2015 August 16
[Actually posted on the morning August 17, although all the contributions came on August 16.]
Jeremy Tatum writes: The flowers of Wild Carrot (“Queen Anne’s Lace”) at Panama Flats just now are attracting a large variety of wasps, bees, flies and beetles, just waiting for someone to come and photograph them. We may not be able to identify them all, but we can try. We can manage most butterflies and macro moths and we have experts who are helping us with dragonflies, flies, beetles, bugs, micro moths, spiders, but we need help with bees, wasps and grasshoppers. Can anyone help with these?
Jeremy Tatum writes: 6:30 pm today, Mount Tolmie reservoir: 1 Red Admiral, 1 Painted Lady. At Panama Flats in the afternoon I saw three nests of the Fall Webworm Hyphantria cunea, all high up near the tops of alder trees. The largest by far is near Panama Pond. And at 11:30 pm, just when I was tired and ready to crawl into bed, I saw a large bug climbing on the curtain in my bedroom, so I had to get out the camera and photograph it.
Bill Katz writes: There were several large moths – 2" across – at the school on Haro Road this morning. I think they are Catocala unijuga. [So do I – that’s a new one on me. Nice find. Jeremy]
Also at the school on Haro Road an American Tissue Moth.
Cheryl Hoyle sends pictures from Metchosin of a Woodland Skipper, and third and fifth instars of the caterpillar of the Spotted Tiger Moth.

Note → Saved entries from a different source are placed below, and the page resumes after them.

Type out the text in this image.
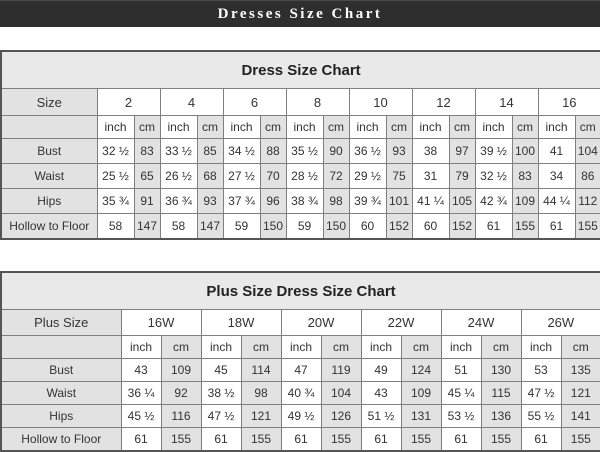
Dresses Size Chart
Dress Size Chart																
Size	2		4		6		8		10		12		14		16	
	inch	cm	inch	cm	inch	cm	inch	cm	inch	cm	inch	cm	inch	cm	inch	cm
Bust	32 ½	83	33 ½	85	34 ½	88	35 ½	90	36 ½	93	38	97	39 ½	100	41	104
Waist	25 ½	65	26 ½	68	27 ½	70	28 ½	72	29 ½	75	31	79	32 ½	83	34	86
Hips	35 ¾	91	36 ¾	93	37 ¾	96	38 ¾	98	39 ¾	101	41 ¼	105	42 ¾	109	44 ¼	112
Hollow to Floor	58	147	58	147	59	150	59	150	60	152	60	152	61	155	61	155
Plus Size Dress Size Chart												
Plus Size	16W		18W		20W		22W		24W		26W	
	inch	cm	inch	cm	inch	cm	inch	cm	inch	cm	inch	cm
Bust	43	109	45	114	47	119	49	124	51	130	53	135
Waist	36 ¼	92	38 ½	98	40 ¾	104	43	109	45 ¼	115	47 ½	121
Hips	45 ½	116	47 ½	121	49 ½	126	51 ½	131	53 ½	136	55 ½	141
Hollow to Floor	61	155	61	155	61	155	61	155	61	155	61	155
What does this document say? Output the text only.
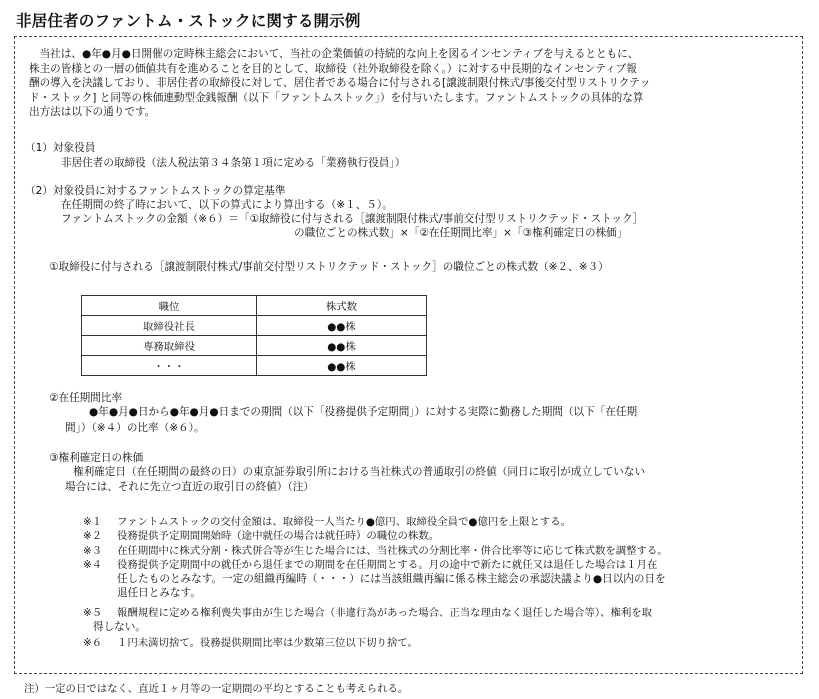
非居住者のファントム・ストックに関する開示例
　当社は、●年●月●日開催の定時株主総会において、当社の企業価値の持続的な向上を図るインセンティブを与えるとともに、
株主の皆様との一層の価値共有を進めることを目的として、取締役（社外取締役を除く。）に対する中長期的なインセンティブ報
酬の導入を決議しており、非居住者の取締役に対して、居住者である場合に付与される[譲渡制限付株式/事後交付型リストリクテッ
ド・ストック] と同等の株価連動型金銭報酬（以下「ファントムストック」）を付与いたします。ファントムストックの具体的な算
出方法は以下の通りです。
（1）対象役員
非居住者の取締役（法人税法第３４条第１項に定める「業務執行役員」）
（2）対象役員に対するファントムストックの算定基準
在任期間の終了時において、以下の算式により算出する（※１、５）。
ファントムストックの金額（※６）＝「①取締役に付与される［譲渡制限付株式/事前交付型リストリクテッド・ストック］
の職位ごとの株式数」×「②在任期間比率」×「③権利確定日の株価」
①取締役に付与される［譲渡制限付株式/事前交付型リストリクテッド・ストック］の職位ごとの株式数（※２、※３）
職位	株式数
取締役社長	●●株
専務取締役	●●株
・・・	●●株
②在任期間比率
●年●月●日から●年●月●日までの期間（以下「役務提供予定期間」）に対する実際に勤務した期間（以下「在任期
間」）（※４）の比率（※６）。
③権利確定日の株価
権利確定日（在任期間の最終の日）の東京証券取引所における当社株式の普通取引の終値（同日に取引が成立していない
場合には、それに先立つ直近の取引日の終値）（注）
※１ ファントムストックの交付金額は、取締役一人当たり●億円、取締役全員で●億円を上限とする。
※２ 役務提供予定期間開始時（途中就任の場合は就任時）の職位の株数。
※３ 在任期間中に株式分割・株式併合等が生じた場合には、当社株式の分割比率・併合比率等に応じて株式数を調整する。
※４ 役務提供予定期間中の就任から退任までの期間を在任期間とする。月の途中で新たに就任又は退任した場合は１月在
任したものとみなす。一定の組織再編時（・・・）には当該組織再編に係る株主総会の承認決議より●日以内の日を
退任日とみなす。
※５ 報酬規程に定める権利喪失事由が生じた場合（非違行為があった場合、正当な理由なく退任した場合等）、権利を取
得しない。
※６ １円未満切捨て。役務提供期間比率は少数第三位以下切り捨て。
注）一定の日ではなく、直近１ヶ月等の一定期間の平均とすることも考えられる。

Woodland Skipper Ochlodes sylvanoides (Lep.: Hesperiidae) Cheryl Hoyle
Spotted Tiger Moth Lophocampa maculata (Lep.: Erebidae – Arctiinae) Cheryl Hoyle
Rosemary Jorna sends two pictures of a bee from her garden near Kemp Lake. Jeremy Tatum writes: Can someone identify it for us? While it looks not dissimilar to a Honey Bee¸ I am not sure that that is what it is; I think it may be a different species.
Scott Gilmore writes from Upper Lantzville: Last night I found a new moth for me at our light. A Wavy-lined Emerald Moth (Synchlora aerata).
I had seen a spot on the back of our house where there had clearly been a slug climbing. Last night I found out what was actually happening. I have read about this before but it was great to actually see it. I don’t know much about slugs but I think this is Limax maximus? [Jeremy Tatum responds: What a fantastic photograph! Yes, I had read about this, but never seen it, and I believe it is Limax maximus, variously known as the Giant Garden Slug, or the Great Grey Slug. When mating, they suspend themselves from a thread of mucus and twine around each other. This is surely one of the most remarkable mating behaviours in nature.]